Potentilla indica: Mistaken Identity
One of the first things my uncle’s second wife said to me when I moved from Maine to Florida was “they have strawberries here with no taste.” And she was right, almost.
The Potentilla indica, (poh-ten-TIL-ah inn-DEE-kuh) the India Strawberry, indeed has little flavor but it’s not a Southern speciality. It grows in Canada. In fact, it is found in most places except the Rocky Mountain states* and upper New England. Flavorless or not my cousins and I ate a lot of them.
On first glance the P. indica looks like you have found yourself a brilliantly red, juicy strawberry. And that is probably the public relations problem P. indica has. It’s not what people expect so a lot of commentators dismiss it as worthless, but that’s a bit unfair. The fruit is 3.4% sugar, 1.5% protein and 1.6% ash. It has 6.3 mg of Vitamin C per 100 ml of juice. An eight-foot patch will produce about 5.5 ounces fruit annually, about the same as wild strawberries, and you can cook the leaves as a green, or use them for tea. Some folks think the fruit has a hint of watermelon flavor. Others say it is sour so there may be some genetic diversity there, either in the plant or our taste buds. There is certainly no harm adding some of the plant to your wilderness stew.
Be forewarned though, there is descent into negative exaggeration. Many sites state the fruit is edible but tasteless. Others translate “edible but tasteless” into “not suitable for human consumption.” Some translate “not suitable for human consumption” into not edible. Others translate “not edible” into poisonous. Ph.d, herbalist and researcher James Duke, PhD., addressed the issue specifically in his “Handbook of Medical Weeds.” He says the plant is “often described as ‘poisonous.’ I have eaten hundreds and find the word insipid more accurate.” As far back as 1914 author Harrison Garman, writing about weeds of Kentucky, said the fruit was edible and “their appearance leading one to expect them to be more palatable.”
I have eaten many and seem to still be here.
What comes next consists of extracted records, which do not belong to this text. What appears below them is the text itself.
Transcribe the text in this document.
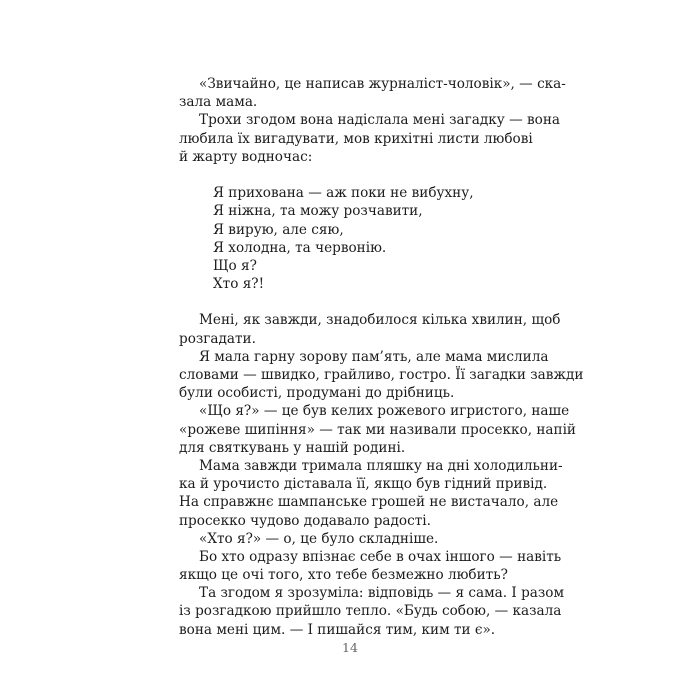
«Звичайно, це написав журналіст-чоловік», — ска-
зала мама.
Трохи згодом вона надіслала мені загадку — вона
любила їх вигадувати, мов крихітні листи любові
й жарту водночас:
Я прихована — аж поки не вибухну,
Я ніжна, та можу розчавити,
Я вирую, але сяю,
Я холодна, та червонію.
Що я?
Хто я?!
Мені, як завжди, знадобилося кілька хвилин, щоб
розгадати.
Я мала гарну зорову пам’ять, але мама мислила
словами — швидко, грайливо, гостро. Її загадки завжди
були особисті, продумані до дрібниць.
«Що я?» — це був келих рожевого игристого, наше
«рожеве шипіння» — так ми називали просекко, напій
для святкувань у нашій родині.
Мама завжди тримала пляшку на дні холодильни-
ка й урочисто діставала її, якщо був гідний привід.
На справжнє шампанське грошей не вистачало, але
просекко чудово додавало радості.
«Хто я?» — о, це було складніше.
Бо хто одразу впізнає себе в очах іншого — навіть
якщо це очі того, хто тебе безмежно любить?
Та згодом я зрозуміла: відповідь — я сама. І разом
із розгадкою прийшло тепло. «Будь собою, — казала
вона мені цим. — І пишайся тим, ким ти є».
14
Some 31 years after I had swallowed my first Potentilla indica (then called Duchesnea indica) I read in John Wizeman’s SAS Survival Handbook the berries are “highly poisonous, sometimes fatally.” I think there is an error somewhere or two differnet varieties for there is an Indian herbalist who calls the P. indica mildly poisonous and a treatment for cancer. In my experience the leaves, besides a potherb, dried make a nice tea. The berries can help stretch other berries when making jam and jelly. On their own they make a mild jelly or juice for those hot summer days.
There are …. blooms… of inaccuracy on the internet. As mentioned one is that the Indian Strawberry is toxic. The FDA Poisonous Plant database puts that rumor to rest. It is not toxic. Another is that it affects blood. There apparently is no research on that. Some herbal traditions say it increases blood flow and others that it decreases blood flow. There is, however, modern research that suggests the species can stimulate the immune system (in mice at least.)
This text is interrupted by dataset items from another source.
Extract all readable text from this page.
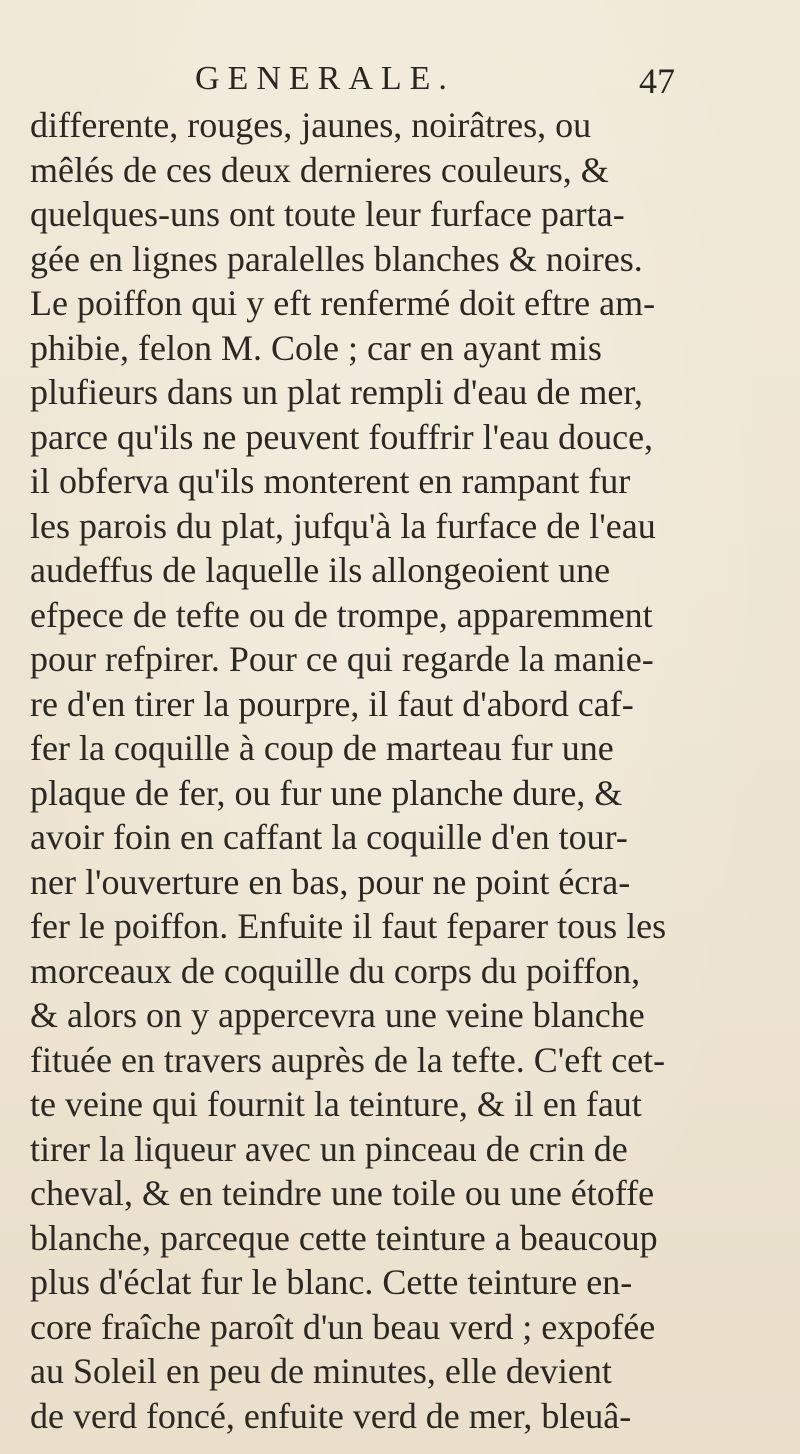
GENERALE.	47
differente, rouges, jaunes, noirâtres, ou
mêlés de ces deux dernieres couleurs, &
quelques-uns ont toute leur furface parta-
gée en lignes paralelles blanches & noires.
Le poiffon qui y eft renfermé doit eftre am-
phibie, felon M. Cole ; car en ayant mis
plufieurs dans un plat rempli d'eau de mer,
parce qu'ils ne peuvent fouffrir l'eau douce,
il obferva qu'ils monterent en rampant fur
les parois du plat, jufqu'à la furface de l'eau
audeffus de laquelle ils allongeoient une
efpece de tefte ou de trompe, apparemment
pour refpirer. Pour ce qui regarde la manie-
re d'en tirer la pourpre, il faut d'abord caf-
fer la coquille à coup de marteau fur une
plaque de fer, ou fur une planche dure, &
avoir foin en caffant la coquille d'en tour-
ner l'ouverture en bas, pour ne point écra-
fer le poiffon. Enfuite il faut feparer tous les
morceaux de coquille du corps du poiffon,
& alors on y appercevra une veine blanche
fituée en travers auprès de la tefte. C'eft cet-
te veine qui fournit la teinture, & il en faut
tirer la liqueur avec un pinceau de crin de
cheval, & en teindre une toile ou une étoffe
blanche, parceque cette teinture a beaucoup
plus d'éclat fur le blanc. Cette teinture en-
core fraîche paroît d'un beau verd ; expofée
au Soleil en peu de minutes, elle devient
de verd foncé, enfuite verd de mer, bleuâ-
Potentilla means strong, powerful, and the plant and many of its relatives in a family considered to have good medical value. Indica means from India though the plant is native to southern Asia (though some also think it is native to North America… does it really many any difference?)
* In the fall of 2011 I received an email from “Becky” in Boulder, Colorado, definitely a Rocky Mountain state, and she said she uses Indian Stawberry as a ground cover. It not only thrives, she says, but is good at driving out other plants. Ground cover, food and gets rid of non-edible weeds. Not bad.
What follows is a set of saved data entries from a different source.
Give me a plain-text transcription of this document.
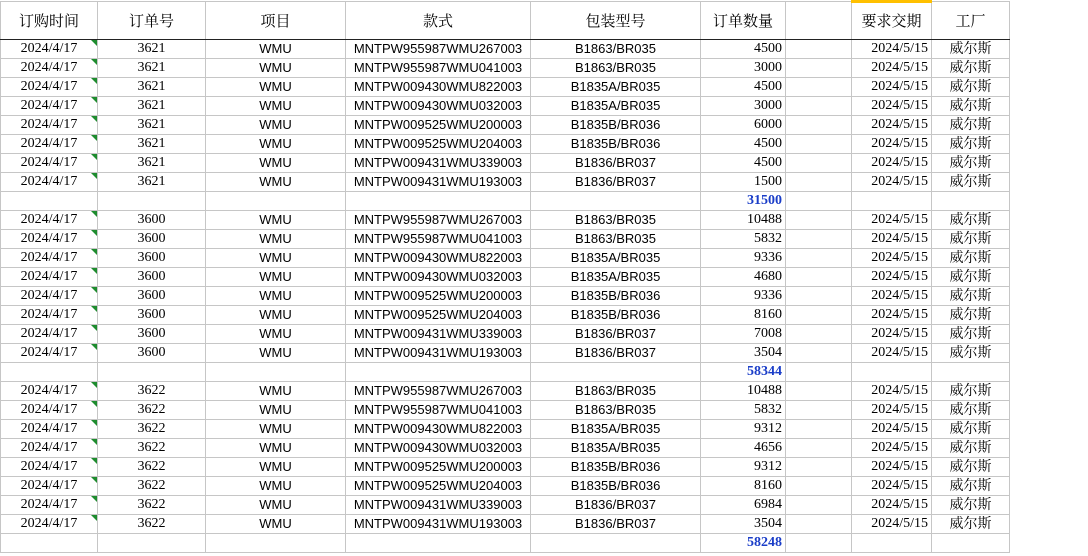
订购时间	订单号	项目	款式	包装型号	订单数量		要求交期	工厂

2024/4/17	3621	WMU	MNTPW955987WMU267003	B1863/BR035	4500		2024/5/15	威尔斯

2024/4/17	3621	WMU	MNTPW955987WMU041003	B1863/BR035	3000		2024/5/15	威尔斯

2024/4/17	3621	WMU	MNTPW009430WMU822003	B1835A/BR035	4500		2024/5/15	威尔斯

2024/4/17	3621	WMU	MNTPW009430WMU032003	B1835A/BR035	3000		2024/5/15	威尔斯

2024/4/17	3621	WMU	MNTPW009525WMU200003	B1835B/BR036	6000		2024/5/15	威尔斯

2024/4/17	3621	WMU	MNTPW009525WMU204003	B1835B/BR036	4500		2024/5/15	威尔斯

2024/4/17	3621	WMU	MNTPW009431WMU339003	B1836/BR037	4500		2024/5/15	威尔斯

2024/4/17	3621	WMU	MNTPW009431WMU193003	B1836/BR037	1500		2024/5/15	威尔斯
					31500			

2024/4/17	3600	WMU	MNTPW955987WMU267003	B1863/BR035	10488		2024/5/15	威尔斯

2024/4/17	3600	WMU	MNTPW955987WMU041003	B1863/BR035	5832		2024/5/15	威尔斯

2024/4/17	3600	WMU	MNTPW009430WMU822003	B1835A/BR035	9336		2024/5/15	威尔斯

2024/4/17	3600	WMU	MNTPW009430WMU032003	B1835A/BR035	4680		2024/5/15	威尔斯

2024/4/17	3600	WMU	MNTPW009525WMU200003	B1835B/BR036	9336		2024/5/15	威尔斯

2024/4/17	3600	WMU	MNTPW009525WMU204003	B1835B/BR036	8160		2024/5/15	威尔斯

2024/4/17	3600	WMU	MNTPW009431WMU339003	B1836/BR037	7008		2024/5/15	威尔斯

2024/4/17	3600	WMU	MNTPW009431WMU193003	B1836/BR037	3504		2024/5/15	威尔斯
					58344			

2024/4/17	3622	WMU	MNTPW955987WMU267003	B1863/BR035	10488		2024/5/15	威尔斯

2024/4/17	3622	WMU	MNTPW955987WMU041003	B1863/BR035	5832		2024/5/15	威尔斯

2024/4/17	3622	WMU	MNTPW009430WMU822003	B1835A/BR035	9312		2024/5/15	威尔斯

2024/4/17	3622	WMU	MNTPW009430WMU032003	B1835A/BR035	4656		2024/5/15	威尔斯

2024/4/17	3622	WMU	MNTPW009525WMU200003	B1835B/BR036	9312		2024/5/15	威尔斯

2024/4/17	3622	WMU	MNTPW009525WMU204003	B1835B/BR036	8160		2024/5/15	威尔斯

2024/4/17	3622	WMU	MNTPW009431WMU339003	B1836/BR037	6984		2024/5/15	威尔斯

2024/4/17	3622	WMU	MNTPW009431WMU193003	B1836/BR037	3504		2024/5/15	威尔斯
					58248			
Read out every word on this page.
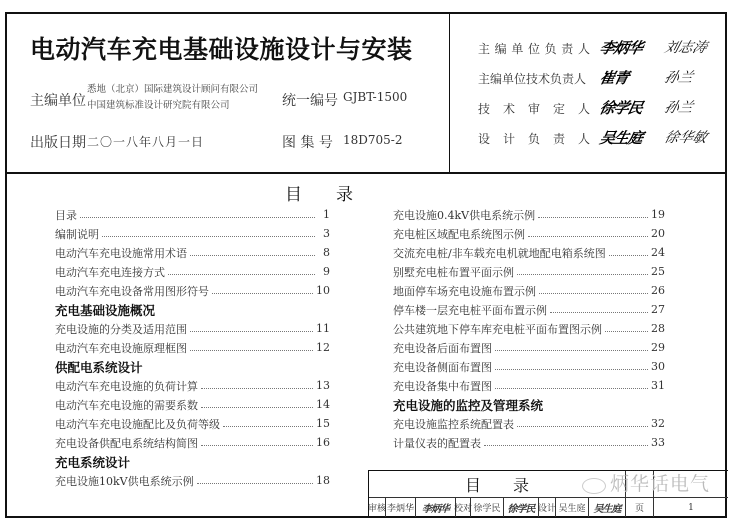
电动汽车充电基础设施设计与安装
主编单位
悉地（北京）国际建筑设计顾问有限公司
中国建筑标准设计研究院有限公司	统一编号 GJBT-1500
出版日期 二〇一八年八月一日	图 集 号 18D705-2
主 编 单 位 负 责 人 李炳华 刘志涛
主编单位技术负责人 崔青 孙兰
技 术 审 定 人 徐学民 孙兰
设 计 负 责 人 吴生庭 徐华敏
目　　录
目录	1
编制说明	3
电动汽车充电设施常用术语	8
电动汽车充电连接方式	9
电动汽车充电设备常用图形符号	10
充电基础设施概况
充电设施的分类及适用范围	11
电动汽车充电设施原理框图	12
供配电系统设计
电动汽车充电设施的负荷计算	13
电动汽车充电设施的需要系数	14
电动汽车充电设施配比及负荷等级	15
充电设备供配电系统结构简图	16
充电系统设计
充电设施10kV供电系统示例	18
充电设施0.4kV供电系统示例	19
充电桩区域配电系统图示例	20
交流充电桩/非车载充电机就地配电箱系统图	24
别墅充电桩布置平面示例	25
地面停车场充电设施布置示例	26
停车楼一层充电桩平面布置示例	27
公共建筑地下停车库充电桩平面布置图示例	28
充电设备后面布置图	29
充电设备侧面布置图	30
充电设备集中布置图	31
充电设施的监控及管理系统
充电设施监控系统配置表	32
计量仪表的配置表	33
目　　录
审核 李炳华 李炳华 校对 徐学民 徐学民 设计 吴生庭 吴生庭	页	1
炳华话电气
Green Deane’s “Itemized” Plant Profile
IDENTIFICATION: Low, trailing vine, roots at the nodes. Single flower on long stem, five yellow petals are notched at tip, five sepals. Long-stemmed leaves have three blunt-toothed leaflets, strawberry-like fruit, seeds on outside.
TIME OF YEAR: Fruits in September in temperate climes, sooner in warm areas.
ENVIRONMENT: Prefers moist, well-draind soil, sunny location with passing shade, can be invasive, spreading freely by runners, more or less evergreen in southern ranges.
METHOD OF PREPARATION: Berries raw, leaves raw in salads, leaves cooked as a green, leaves dried for tea.